Blinken hofft auf Einlenken der Hamas bei Waffenruhe
US-Außenminister spricht in Riad von einem „außerordentlich großzügigen Angebot“Israels
Seit Wochen, ja Monaten absolviert US-Außenminister Antony Blinken eine krisendiplomatische Tour de Force im Nahen Osten – spätestens seit die Hamas am 7. Oktober des Vorjahres Israel überfiel. Seitdem schlägt Israel mit nicht gekannter militärischer Härte zurück, mit dem Ziel, alle Geiseln zu befreien und die palästinensische Terrororganisation ein für alle Mal zu vernichten. Weder das eine noch das andere Ziel haben die Israel Defence Forces (IDF) bisher erreichen können, doch mit Unterstützung der USA und anderer Player in der nahöstlichen Region könnte demnächst zumindest eine weitere Waffenruhe – in Verbindung mit der Freilassung von Geiseln durch die Hamas – vereinbart werden. Die Rede ist von einer Dauer von 40 Tagen, außerdem könnten tausende Palästinenser aus israelischen Gefängnissen freikommen.
Im Rahmen eines Sondertreffens des Weltwirtschaftsforums (WEF) in der saudi-arabischen Hauptstadt
Riad sprach Blinken am Montag von einem „Vorschlag an die Hamas, der außerordentlich großzügig vonseiten Israels ist“. Die USA hofften als Verbündeter Israels und als Vermittlerin in der Angelegenheit, dass dieses Papier zur Einstellung der israelischen Offensive im Gazastreifen führt – freilich nur als Gegenleistung für die Freilassung aller Geiseln im Gazastreifen. Die Verantwortlichen der Hamas „müssen sich entscheiden, und sie müssen sich rasch entscheiden“, so Blinken, der hinzufügte: „Ich bin zuversichtlich, dass sie die richtige Entscheidung treffen werden.“
Ebenfalls am Montag reiste eine Delegation der Hamas nach Kairo, um in der ägyptischen Hauptstadt über Details eines neuen Vorschlags für einen Kompromiss mit Israel zu sprechen. Unterstützt wurde US-Außenminister Blinken durch seinen ägyptischen Amtskollegen Sameh Shoukry, der sich „zuversichtlich“zeigte, dass es – nach einer ersten Feuerpause Ende November 2023 – zu einer weiteren Waffenruhe kommen könnte.

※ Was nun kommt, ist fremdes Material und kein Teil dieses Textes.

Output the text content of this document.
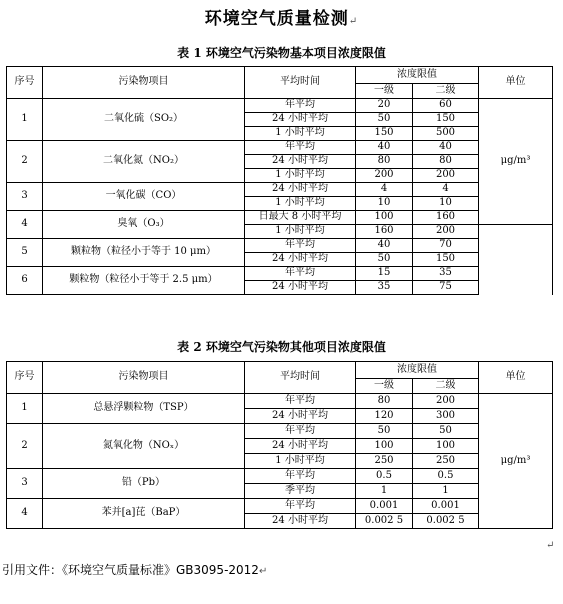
环境空气质量检测↵
表 1 环境空气污染物基本项目浓度限值
序号	污染物项目	平均时间	浓度限值		单位	
			一级	二级		
1	二氧化硫（SO₂）	年平均	20	60	μg/m³	
		24 小时平均	50	150		
		1 小时平均	150	500		
2	二氧化氮（NO₂）	年平均	40	40		
		24 小时平均	80	80		
		1 小时平均	200	200		
3	一氧化碳（CO）	24 小时平均	4	4	
		1 小时平均	10	10		
4	臭氧（O₃）	日最大 8 小时平均	100	160	
		1 小时平均	160	200		
5	颗粒物（粒径小于等于 10 μm）	年平均	40	70		
		24 小时平均	50	150		
6	颗粒物（粒径小于等于 2.5 μm）	年平均	15	35		
		24 小时平均	35	75		
表 2 环境空气污染物其他项目浓度限值
序号	污染物项目	平均时间	浓度限值		单位
			一级	二级	
1	总悬浮颗粒物（TSP）	年平均	80	200	μg/m³
		24 小时平均	120	300	
2	氮氧化物（NOₓ）	年平均	50	50	
		24 小时平均	100	100	
		1 小时平均	250	250	
3	铅（Pb）	年平均	0.5	0.5	
		季平均	1	1	
4	苯并[a]芘（BaP）	年平均	0.001	0.001	
		24 小时平均	0.002 5	0.002 5	
↵
引用文件：《环境空气质量标准》GB3095-2012↵
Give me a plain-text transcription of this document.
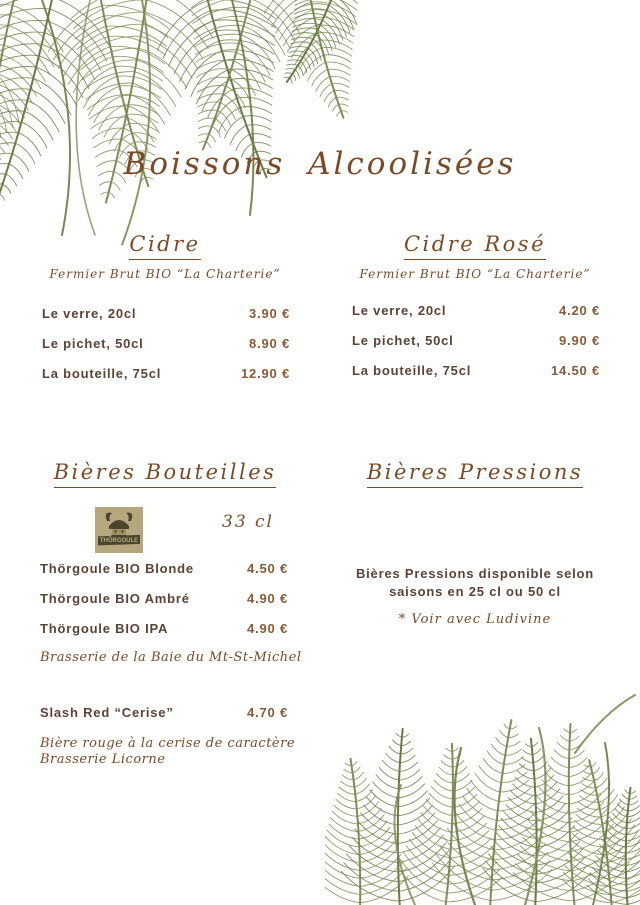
Boissons Alcoolisées
Cidre
Fermier Brut BIO “La Charterie”
Le verre, 20cl	3.90 €
Le pichet, 50cl	8.90 €
La bouteille, 75cl	12.90 €
Cidre Rosé
Fermier Brut BIO “La Charterie”
Le verre, 20cl	4.20 €
Le pichet, 50cl	9.90 €
La bouteille, 75cl	14.50 €
Bières Bouteilles
THÔRGOULE
33 cl
Thörgoule BIO Blonde	4.50 €
Thörgoule BIO Ambré	4.90 €
Thörgoule BIO IPA	4.90 €
Brasserie de la Baie du Mt-St-Michel
Slash Red “Cerise”	4.70 €
Bière rouge à la cerise de caractère
Brasserie Licorne
Bières Pressions
Bières Pressions disponible selon
saisons en 25 cl ou 50 cl
* Voir avec Ludivine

In diesem Zusammenhang rechnet die israelische Regierung schon seit Tagen mit der Ausstellung internationaler Haftbefehle gegen Ministerpräsident Benjamin Netanjahu, Verteidigungsminister Yoav Gallant und Generalstabschef Herzi Halevi durch den Internationalen Strafgerichtshof (IStGH) in Den Haag. Chefankläger Karim Khan und sein Team ermitteln seit 2021 – also schon lange vor dem Hamas-Überfall auf Israel und dessen Angriffe im Gazastreifen –, einerseits gegen die Hamas, andererseits aber auch gegen Israel wegen mutmaßlicher Kriegsverbrechen im Gazastreifen. Auch zur wiederholten, mancherorts geradezu systematischen Gewalt radikaler israelischer Siedler im Westjordanland laufen Untersuchungen.
Auf der internationalen Bühne könnte sich auch Bewegung abzeichnen in Sachen Anerkennung eines palästinensischen Staates: Wie der EU-Außenbeauftragte Josep Borrell am Montag in Riad mitteilte, bemüht sich eine Gruppe von EU-Staaten rund um Spanien und Irland, weitere Partnerländer davon zu überzeugen, Palästina anzuerkennen. Das könnte Borrell zufolge schon bis Ende Mai passieren.
Erneutes Veto der USA
140 der 193 UN-Mitgliedstaaten haben den Staat Palästina bereits anerkannt. Israel als unmittelbarer Nachbar, die USA, die DACH-Länder (Deutschland, Österreich, Schweiz) und viele weitere westliche Staaten tun dies zwar nicht, sie pflegen aber zumindest offizielle Beziehungen. Erst vor wenigen Tagen, am 18. April, hatten die USA – trotz aller Kritik nach wie vor der engste Verbündete Israels – ein Veto gegen einen Resolutionsentwurf des UN-Sicherheitsrats eingelegt, das Palästina zum Vollmitglied der Vereinten Nationen hätte verhelfen sollen.